This is false:
(0xffffffff << 31 << 1) === (0xffffffff << 32)
It seems like it should be true. Adding >>> 0 anywhere does not change this.
Why is this and how can I correctly write code that handles << 32?
The shift operators always effectively has a right operand in the range 0-31.
From the Mozilla docs:
Shift operators convert their operands to 32-bit integers in big-endian order and return a result of the same type as the left operand. The right operand should be less than 32, but if not only the low five bits will be used.
Or from the ECMAscript 5 standard:
The production ShiftExpression : ShiftExpression << AdditiveExpression is evaluated as follows:
- Let lref be the result of evaluating ShiftExpression.
- Let lval be GetValue(lref).
- Let rref be the result of evaluating AdditiveExpression.
- Let rval be GetValue(rref).
- Let lnum be ToInt32(lval).
- Let rnum be ToUint32(rval).
- Let *shiftCount be the result of masking out all but the least significant 5 bits of > rnum, that is, compute rnum & 0x1F.
- Return the result of left shifting lnum by shiftCount bits.

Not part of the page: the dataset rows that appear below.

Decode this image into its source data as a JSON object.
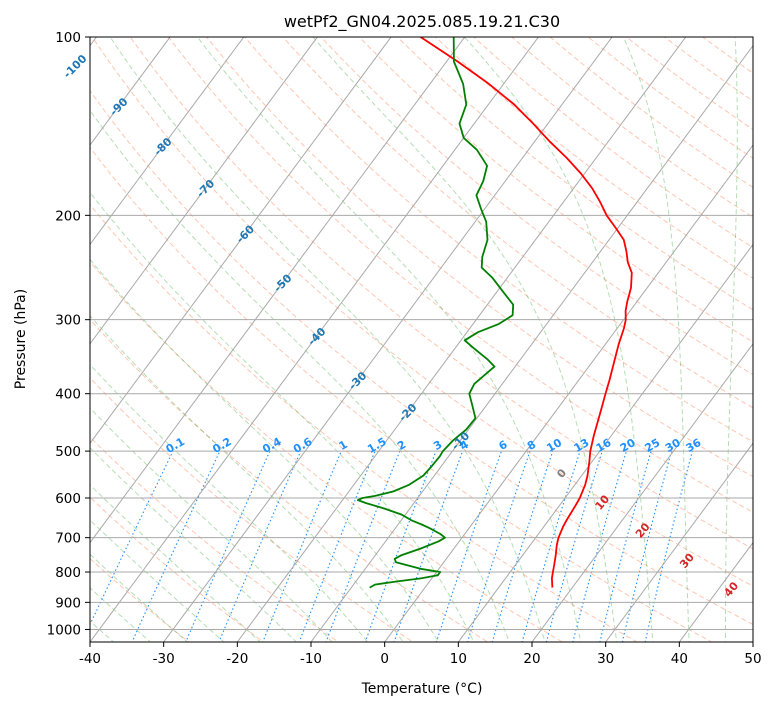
{
  "chart_data": {
    "type": "line",
    "subtype": "skew-T log-P diagram",
    "title": "wetPf2_GN04.2025.085.19.21.C30",
    "xlabel": "Temperature (°C)",
    "ylabel": "Pressure (hPa)",
    "xlim": [
      -40,
      50
    ],
    "ylim": [
      1050,
      100
    ],
    "y_scale": "log",
    "x_ticks": [
      -40,
      -30,
      -20,
      -10,
      0,
      10,
      20,
      30,
      40,
      50
    ],
    "y_ticks": [
      100,
      200,
      300,
      400,
      500,
      600,
      700,
      800,
      900,
      1000
    ],
    "grid": true,
    "series": [
      {
        "role": "temperature",
        "color": "#ff0000",
        "points": [
          [
            850,
            17.3
          ],
          [
            820,
            16.3
          ],
          [
            800,
            15.8
          ],
          [
            780,
            15.3
          ],
          [
            750,
            14.5
          ],
          [
            720,
            13.6
          ],
          [
            700,
            13.1
          ],
          [
            670,
            12.6
          ],
          [
            650,
            12.4
          ],
          [
            620,
            12.2
          ],
          [
            600,
            12.0
          ],
          [
            570,
            11.4
          ],
          [
            550,
            10.8
          ],
          [
            520,
            9.6
          ],
          [
            500,
            8.7
          ],
          [
            470,
            7.6
          ],
          [
            450,
            6.9
          ],
          [
            420,
            5.8
          ],
          [
            400,
            5.0
          ],
          [
            380,
            4.2
          ],
          [
            350,
            2.8
          ],
          [
            330,
            1.8
          ],
          [
            310,
            0.9
          ],
          [
            300,
            0.3
          ],
          [
            290,
            -0.6
          ],
          [
            280,
            -1.3
          ],
          [
            265,
            -2.2
          ],
          [
            250,
            -3.6
          ],
          [
            240,
            -5.2
          ],
          [
            230,
            -6.5
          ],
          [
            220,
            -8.0
          ],
          [
            210,
            -10.3
          ],
          [
            200,
            -12.8
          ],
          [
            190,
            -15.0
          ],
          [
            180,
            -17.5
          ],
          [
            170,
            -20.5
          ],
          [
            160,
            -24.0
          ],
          [
            150,
            -28.0
          ],
          [
            140,
            -32.0
          ],
          [
            130,
            -36.5
          ],
          [
            120,
            -42.0
          ],
          [
            110,
            -48.5
          ],
          [
            100,
            -56.0
          ]
        ]
      },
      {
        "role": "dewpoint",
        "color": "#008000",
        "points": [
          [
            850,
            -7.5
          ],
          [
            840,
            -7.1
          ],
          [
            830,
            -4.5
          ],
          [
            820,
            -1.5
          ],
          [
            810,
            0.5
          ],
          [
            800,
            0.5
          ],
          [
            790,
            -2.5
          ],
          [
            780,
            -4.5
          ],
          [
            770,
            -6.5
          ],
          [
            760,
            -7.0
          ],
          [
            750,
            -6.5
          ],
          [
            730,
            -4.5
          ],
          [
            710,
            -2.8
          ],
          [
            700,
            -2.3
          ],
          [
            690,
            -3.3
          ],
          [
            675,
            -5.3
          ],
          [
            665,
            -6.8
          ],
          [
            655,
            -8.5
          ],
          [
            640,
            -10.5
          ],
          [
            625,
            -13.5
          ],
          [
            612,
            -16.5
          ],
          [
            605,
            -17.9
          ],
          [
            600,
            -17.5
          ],
          [
            595,
            -16.0
          ],
          [
            585,
            -14.0
          ],
          [
            570,
            -12.5
          ],
          [
            550,
            -11.5
          ],
          [
            530,
            -11.3
          ],
          [
            510,
            -11.2
          ],
          [
            500,
            -11.3
          ],
          [
            480,
            -11.0
          ],
          [
            460,
            -10.3
          ],
          [
            440,
            -10.2
          ],
          [
            420,
            -11.8
          ],
          [
            400,
            -13.5
          ],
          [
            385,
            -13.8
          ],
          [
            370,
            -13.2
          ],
          [
            360,
            -12.8
          ],
          [
            350,
            -14.5
          ],
          [
            335,
            -17.5
          ],
          [
            325,
            -19.5
          ],
          [
            315,
            -18.5
          ],
          [
            305,
            -16.5
          ],
          [
            295,
            -15.5
          ],
          [
            283,
            -16.5
          ],
          [
            270,
            -19.0
          ],
          [
            255,
            -22.0
          ],
          [
            245,
            -24.5
          ],
          [
            235,
            -25.5
          ],
          [
            220,
            -26.5
          ],
          [
            205,
            -28.5
          ],
          [
            195,
            -30.5
          ],
          [
            185,
            -32.5
          ],
          [
            175,
            -33.0
          ],
          [
            165,
            -34.0
          ],
          [
            155,
            -37.0
          ],
          [
            148,
            -40.0
          ],
          [
            140,
            -42.0
          ],
          [
            130,
            -43.0
          ],
          [
            120,
            -45.5
          ],
          [
            110,
            -49.0
          ],
          [
            100,
            -51.5
          ]
        ]
      }
    ],
    "isotherm_labels": [
      -100,
      -90,
      -80,
      -70,
      -60,
      -50,
      -40,
      -30,
      -20,
      -10
    ],
    "wet_bulb_labels": [
      0,
      10,
      20,
      30,
      40
    ],
    "mixing_ratio_labels": [
      "0.1",
      "0.2",
      "0.4",
      "0.6",
      "1",
      "1.5",
      "2",
      "3",
      "4",
      "6",
      "8",
      "10",
      "13",
      "16",
      "20",
      "25",
      "30",
      "36"
    ],
    "mixing_ratio_values": [
      0.1,
      0.2,
      0.4,
      0.6,
      1,
      1.5,
      2,
      3,
      4,
      6,
      8,
      10,
      13,
      16,
      20,
      25,
      30,
      36
    ],
    "colors": {
      "isotherm_label": "#1f77b4",
      "wet_bulb_label": "#d62728",
      "mixing_ratio": "#1e90ff",
      "dry_adiabat": "#ff7f50",
      "moist_adiabat": "#2ca02c",
      "grid": "#a9a9a9",
      "zero_label": "#7f7f7f"
    }
  }
}
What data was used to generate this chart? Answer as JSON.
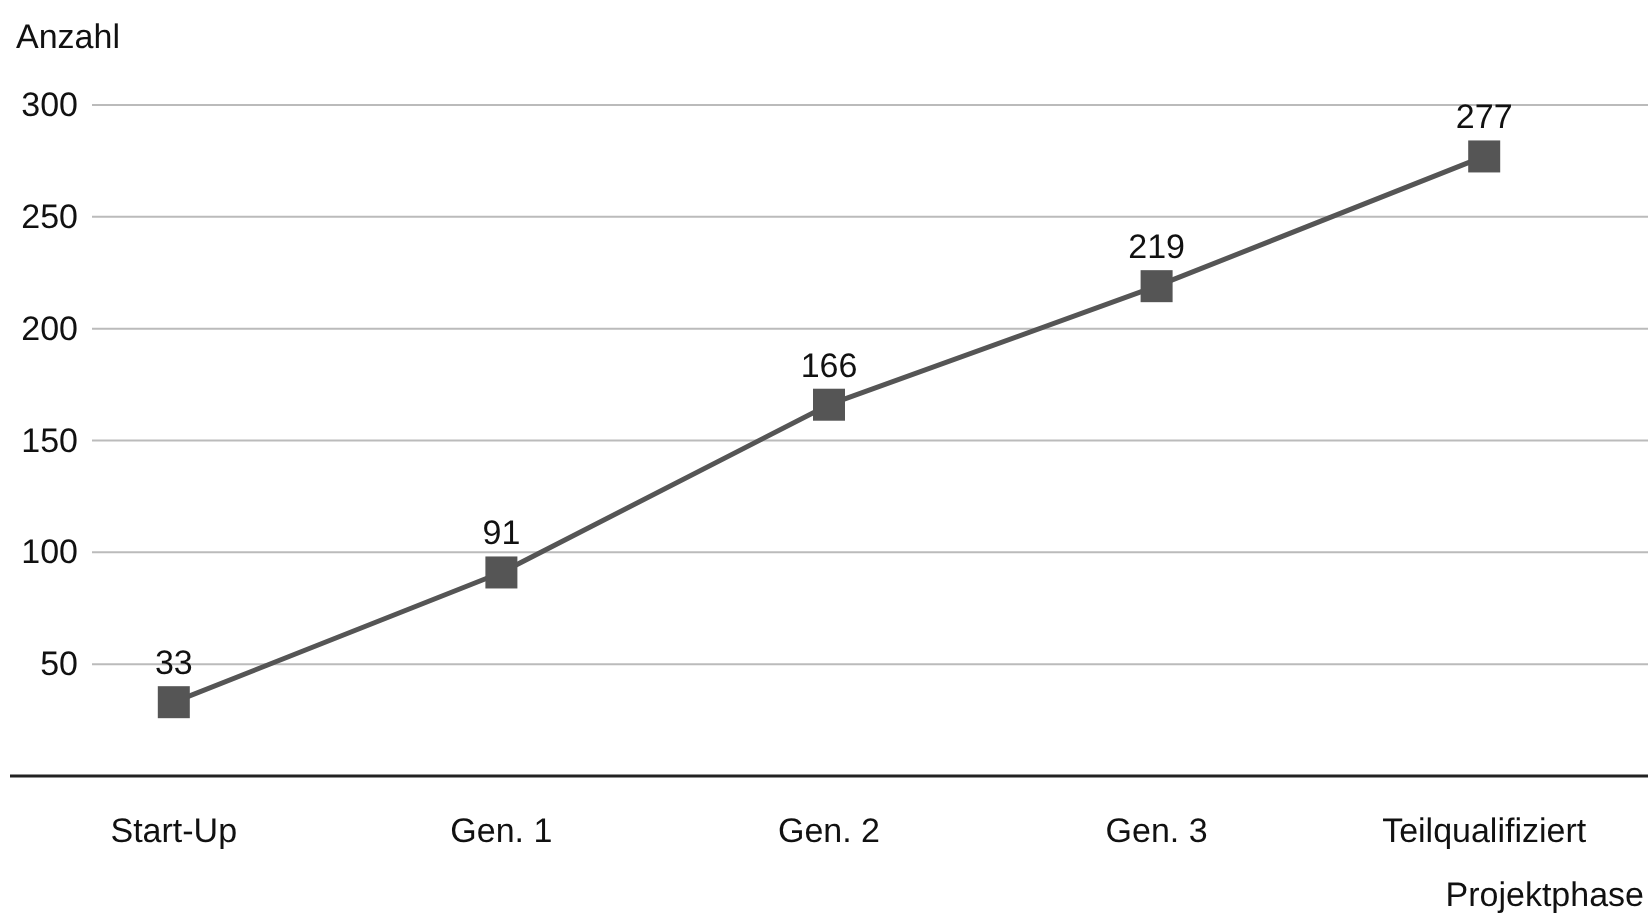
{
  "chart_data": {
    "type": "line",
    "xlabel": "Projektphase",
    "ylabel": "Anzahl",
    "categories": [
      "Start-Up",
      "Gen. 1",
      "Gen. 2",
      "Gen. 3",
      "Teilqualifiziert"
    ],
    "series": [
      {
        "color": "#555555",
        "values": [
          33,
          91,
          166,
          219,
          277
        ]
      }
    ],
    "ylim": [
      0,
      300
    ],
    "yticks": [
      50,
      100,
      150,
      200,
      250,
      300
    ],
    "grid": "y",
    "marker": "square",
    "line_style": "solid",
    "data_labels": true
  }
}
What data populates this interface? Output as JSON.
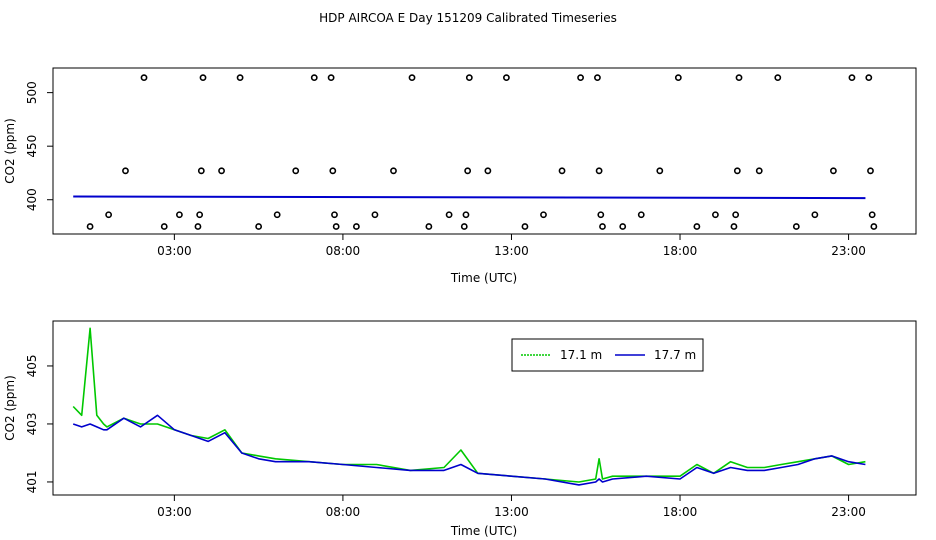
{
  "title": "HDP AIRCOA E  Day 151209  Calibrated Timeseries",
  "colors": {
    "series_green": "#00c800",
    "series_blue": "#0000cc",
    "points": "#000000"
  },
  "chart_data": [
    {
      "type": "scatter",
      "xlabel": "Time (UTC)",
      "ylabel": "CO2 (ppm)",
      "x_ticks": [
        3,
        8,
        13,
        18,
        23
      ],
      "x_tick_labels": [
        "03:00",
        "08:00",
        "13:00",
        "18:00",
        "23:00"
      ],
      "xlim": [
        -0.6,
        25.0
      ],
      "y_ticks": [
        400,
        450,
        500
      ],
      "y_tick_labels": [
        "400",
        "450",
        "500"
      ],
      "ylim": [
        368,
        523
      ],
      "grid": false,
      "points": [
        [
          0.5,
          375
        ],
        [
          1.05,
          386
        ],
        [
          1.55,
          427
        ],
        [
          2.1,
          514
        ],
        [
          2.7,
          375
        ],
        [
          3.15,
          386
        ],
        [
          3.7,
          375
        ],
        [
          3.75,
          386
        ],
        [
          3.8,
          427
        ],
        [
          3.85,
          514
        ],
        [
          4.4,
          427
        ],
        [
          4.95,
          514
        ],
        [
          5.5,
          375
        ],
        [
          6.05,
          386
        ],
        [
          6.6,
          427
        ],
        [
          7.15,
          514
        ],
        [
          7.65,
          514
        ],
        [
          7.7,
          427
        ],
        [
          7.75,
          386
        ],
        [
          7.8,
          375
        ],
        [
          8.4,
          375
        ],
        [
          8.95,
          386
        ],
        [
          9.5,
          427
        ],
        [
          10.05,
          514
        ],
        [
          10.55,
          375
        ],
        [
          11.15,
          386
        ],
        [
          11.6,
          375
        ],
        [
          11.65,
          386
        ],
        [
          11.7,
          427
        ],
        [
          11.75,
          514
        ],
        [
          12.3,
          427
        ],
        [
          12.85,
          514
        ],
        [
          13.4,
          375
        ],
        [
          13.95,
          386
        ],
        [
          14.5,
          427
        ],
        [
          15.05,
          514
        ],
        [
          15.55,
          514
        ],
        [
          15.6,
          427
        ],
        [
          15.65,
          386
        ],
        [
          15.7,
          375
        ],
        [
          16.3,
          375
        ],
        [
          16.85,
          386
        ],
        [
          17.4,
          427
        ],
        [
          17.95,
          514
        ],
        [
          18.5,
          375
        ],
        [
          19.05,
          386
        ],
        [
          19.6,
          375
        ],
        [
          19.65,
          386
        ],
        [
          19.7,
          427
        ],
        [
          19.75,
          514
        ],
        [
          20.35,
          427
        ],
        [
          20.9,
          514
        ],
        [
          21.45,
          375
        ],
        [
          22.0,
          386
        ],
        [
          22.55,
          427
        ],
        [
          23.1,
          514
        ],
        [
          23.6,
          514
        ],
        [
          23.65,
          427
        ],
        [
          23.7,
          386
        ],
        [
          23.75,
          375
        ]
      ],
      "line": {
        "x_start": 0.0,
        "x_end": 23.5,
        "y_start": 403,
        "y_end": 401.5
      }
    },
    {
      "type": "line",
      "xlabel": "Time (UTC)",
      "ylabel": "CO2 (ppm)",
      "x_ticks": [
        3,
        8,
        13,
        18,
        23
      ],
      "x_tick_labels": [
        "03:00",
        "08:00",
        "13:00",
        "18:00",
        "23:00"
      ],
      "xlim": [
        -0.6,
        25.0
      ],
      "y_ticks": [
        401,
        403,
        405
      ],
      "y_tick_labels": [
        "401",
        "403",
        "405"
      ],
      "ylim": [
        400.55,
        406.55
      ],
      "grid": false,
      "legend": "top-center",
      "x": [
        0.0,
        0.25,
        0.5,
        0.7,
        0.9,
        1.0,
        1.5,
        2.0,
        2.5,
        3.0,
        3.5,
        4.0,
        4.5,
        5.0,
        5.5,
        6.0,
        7.0,
        8.0,
        9.0,
        10.0,
        11.0,
        11.5,
        12.0,
        13.0,
        14.0,
        15.0,
        15.5,
        15.6,
        15.7,
        16.0,
        17.0,
        18.0,
        18.5,
        19.0,
        19.5,
        20.0,
        20.5,
        21.0,
        21.5,
        22.0,
        22.5,
        23.0,
        23.5
      ],
      "series": [
        {
          "name": "17.1 m",
          "color": "#00c800",
          "values": [
            403.6,
            403.3,
            406.3,
            403.3,
            403.0,
            402.9,
            403.2,
            403.0,
            403.0,
            402.8,
            402.6,
            402.5,
            402.8,
            402.0,
            401.9,
            401.8,
            401.7,
            401.6,
            401.6,
            401.4,
            401.5,
            402.1,
            401.3,
            401.2,
            401.1,
            401.0,
            401.1,
            401.8,
            401.1,
            401.2,
            401.2,
            401.2,
            401.6,
            401.3,
            401.7,
            401.5,
            401.5,
            401.6,
            401.7,
            401.8,
            401.9,
            401.6,
            401.7
          ]
        },
        {
          "name": "17.7 m",
          "color": "#0000cc",
          "values": [
            403.0,
            402.9,
            403.0,
            402.9,
            402.8,
            402.8,
            403.2,
            402.9,
            403.3,
            402.8,
            402.6,
            402.4,
            402.7,
            402.0,
            401.8,
            401.7,
            401.7,
            401.6,
            401.5,
            401.4,
            401.4,
            401.6,
            401.3,
            401.2,
            401.1,
            400.9,
            401.0,
            401.1,
            401.0,
            401.1,
            401.2,
            401.1,
            401.5,
            401.3,
            401.5,
            401.4,
            401.4,
            401.5,
            401.6,
            401.8,
            401.9,
            401.7,
            401.6
          ]
        }
      ]
    }
  ]
}
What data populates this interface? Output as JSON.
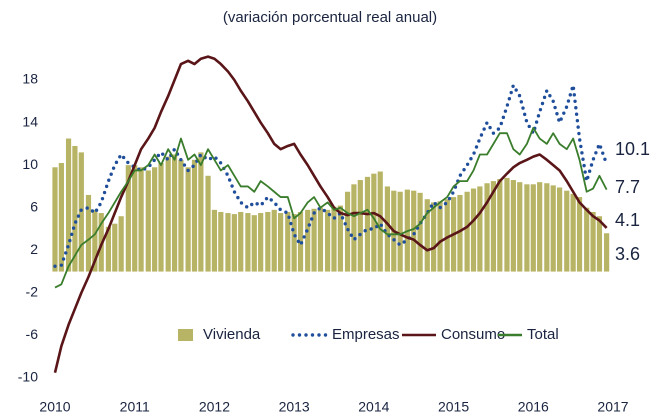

The result is a signed 32-bit integer.
(And likewise for other shift operators.)
It's not entirely clear to me why this is the case, but Java and C# work the same way for their 32-bit integer types. (For 64-bit integer types, the operand is in the range 0-63.) See JLS 15.19 for example.
My guess is that this is efficient on common processor platforms, but I don't have evidence of that...